Exploring CLIP's Dense Knowledge for Weakly Supervised Semantic Segmentation
Zhiwei Yang, Yucong Meng, Kexue Fu, Feilong Tang, Shuo Wang, Zhijian Song
TL;DR
This work targets weakly supervised semantic segmentation with image-level labels by unlocking CLIP's dense patch-text knowledge. It introduces ExCEL, a patch-text alignment framework built on Text Semantic Enrichment (TSE) and Visual Calibration (VC), including Static Visual Calibration (SVC) and Learnable Visual Calibration (LVC). By constructing a dataset-wide attribute space from LLM-generated descriptions and calibrating CLIP's visual features in a non-parametric and parametric manner, ExCEL achieves strong CAM quality and segmentation with significantly reduced training cost. Experiments on PASCAL VOC and MS COCO demonstrate state-of-the-art results for a training-efficient, single-stage approach, highlighting the practical impact of dense CLIP knowledge for WSSS.
Abstract
Weakly Supervised Semantic Segmentation (WSSS) with image-level labels aims to achieve pixel-level predictions using Class Activation Maps (CAMs). Recently, Contrastive Language-Image Pre-training (CLIP) has been introduced in WSSS. However, recent methods primarily focus on image-text alignment for CAM generation, while CLIP's potential in patch-text alignment remains unexplored. In this work, we propose ExCEL to explore CLIP's dense knowledge via a novel patch-text alignment paradigm for WSSS. Specifically, we propose Text Semantic Enrichment (TSE) and Visual Calibration (VC) modules to improve the dense alignment across both text and vision modalities. To make text embeddings semantically informative, our TSE module applies Large Language Models (LLMs) to build a dataset-wide knowledge base and enriches the text representations with an implicit attribute-hunting process.
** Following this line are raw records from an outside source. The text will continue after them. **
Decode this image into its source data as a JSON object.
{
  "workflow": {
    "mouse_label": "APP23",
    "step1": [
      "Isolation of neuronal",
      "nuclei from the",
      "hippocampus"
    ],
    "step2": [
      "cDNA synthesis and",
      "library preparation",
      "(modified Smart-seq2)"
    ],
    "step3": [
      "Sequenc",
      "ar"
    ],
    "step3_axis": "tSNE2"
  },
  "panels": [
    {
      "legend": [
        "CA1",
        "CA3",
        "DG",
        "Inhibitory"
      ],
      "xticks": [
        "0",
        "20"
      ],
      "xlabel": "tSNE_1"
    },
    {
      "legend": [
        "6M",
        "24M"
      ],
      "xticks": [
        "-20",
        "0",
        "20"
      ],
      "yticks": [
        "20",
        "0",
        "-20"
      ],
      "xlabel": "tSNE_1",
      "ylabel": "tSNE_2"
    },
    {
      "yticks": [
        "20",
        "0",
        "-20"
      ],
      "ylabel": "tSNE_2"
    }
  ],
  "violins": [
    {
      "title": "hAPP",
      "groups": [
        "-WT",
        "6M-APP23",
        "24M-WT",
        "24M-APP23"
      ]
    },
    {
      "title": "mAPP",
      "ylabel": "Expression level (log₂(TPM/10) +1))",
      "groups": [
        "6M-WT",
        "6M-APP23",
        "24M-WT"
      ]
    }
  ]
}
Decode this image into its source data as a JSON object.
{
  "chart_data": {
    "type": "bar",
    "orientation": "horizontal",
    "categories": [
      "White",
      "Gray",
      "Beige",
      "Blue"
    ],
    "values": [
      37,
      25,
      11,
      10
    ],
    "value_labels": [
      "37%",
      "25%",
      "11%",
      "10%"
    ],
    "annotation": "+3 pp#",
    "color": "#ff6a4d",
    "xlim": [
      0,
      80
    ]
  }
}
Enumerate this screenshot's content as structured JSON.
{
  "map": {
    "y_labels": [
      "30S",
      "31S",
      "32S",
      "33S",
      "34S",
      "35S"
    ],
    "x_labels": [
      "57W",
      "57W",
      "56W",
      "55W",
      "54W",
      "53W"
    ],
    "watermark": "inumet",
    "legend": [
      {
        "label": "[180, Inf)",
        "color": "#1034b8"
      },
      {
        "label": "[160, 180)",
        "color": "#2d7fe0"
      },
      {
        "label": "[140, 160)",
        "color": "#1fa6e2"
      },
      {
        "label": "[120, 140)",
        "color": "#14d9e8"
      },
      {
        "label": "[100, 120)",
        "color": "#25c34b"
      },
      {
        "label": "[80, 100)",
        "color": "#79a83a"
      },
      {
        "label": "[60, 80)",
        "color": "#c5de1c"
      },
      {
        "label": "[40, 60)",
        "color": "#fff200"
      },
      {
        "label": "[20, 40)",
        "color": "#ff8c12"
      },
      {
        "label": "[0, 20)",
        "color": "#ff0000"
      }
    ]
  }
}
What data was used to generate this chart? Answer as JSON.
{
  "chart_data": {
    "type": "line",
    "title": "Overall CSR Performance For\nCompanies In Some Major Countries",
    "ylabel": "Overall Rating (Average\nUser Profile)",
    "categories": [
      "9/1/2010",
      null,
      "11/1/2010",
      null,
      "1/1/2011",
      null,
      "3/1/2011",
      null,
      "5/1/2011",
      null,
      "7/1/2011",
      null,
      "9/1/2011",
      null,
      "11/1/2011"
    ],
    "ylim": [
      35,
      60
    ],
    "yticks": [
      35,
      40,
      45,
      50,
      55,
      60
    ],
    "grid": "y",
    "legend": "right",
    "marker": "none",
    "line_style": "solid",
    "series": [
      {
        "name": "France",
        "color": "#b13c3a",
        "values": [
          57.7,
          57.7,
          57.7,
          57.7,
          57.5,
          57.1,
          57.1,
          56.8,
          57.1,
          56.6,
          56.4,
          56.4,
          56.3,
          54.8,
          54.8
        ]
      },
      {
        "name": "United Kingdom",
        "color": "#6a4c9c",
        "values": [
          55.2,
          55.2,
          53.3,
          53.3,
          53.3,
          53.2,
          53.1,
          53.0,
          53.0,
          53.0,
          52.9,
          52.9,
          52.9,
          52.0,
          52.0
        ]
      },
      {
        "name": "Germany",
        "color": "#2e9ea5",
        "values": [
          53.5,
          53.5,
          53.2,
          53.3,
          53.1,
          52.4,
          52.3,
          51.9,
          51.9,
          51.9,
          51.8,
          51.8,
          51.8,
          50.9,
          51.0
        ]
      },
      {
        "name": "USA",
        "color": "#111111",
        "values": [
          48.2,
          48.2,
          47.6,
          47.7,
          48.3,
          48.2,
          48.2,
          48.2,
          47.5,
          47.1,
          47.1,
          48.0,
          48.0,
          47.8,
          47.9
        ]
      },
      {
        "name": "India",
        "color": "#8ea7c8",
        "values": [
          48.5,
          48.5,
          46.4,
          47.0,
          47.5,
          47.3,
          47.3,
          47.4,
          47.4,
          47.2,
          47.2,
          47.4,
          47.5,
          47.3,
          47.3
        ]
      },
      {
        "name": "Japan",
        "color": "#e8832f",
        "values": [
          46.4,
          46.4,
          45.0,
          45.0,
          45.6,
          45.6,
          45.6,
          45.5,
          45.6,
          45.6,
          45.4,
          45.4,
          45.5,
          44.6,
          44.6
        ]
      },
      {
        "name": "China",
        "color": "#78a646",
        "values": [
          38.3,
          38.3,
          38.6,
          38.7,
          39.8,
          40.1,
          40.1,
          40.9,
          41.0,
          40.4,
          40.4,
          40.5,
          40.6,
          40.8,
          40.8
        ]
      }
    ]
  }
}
To mine fine-grained knowledge from visual features, our VC module first proposes Static Visual Calibration (SVC) to propagate fine-grained knowledge in a non-parametric manner. Then Learnable Visual Calibration (LVC) is further proposed to dynamically shift the frozen features towards distributions with diverse semantics. With these enhancements, ExCEL not only retains CLIP's training-free advantages but also significantly outperforms other state-of-the-art methods with much less training cost on PASCAL VOC and MS COCO.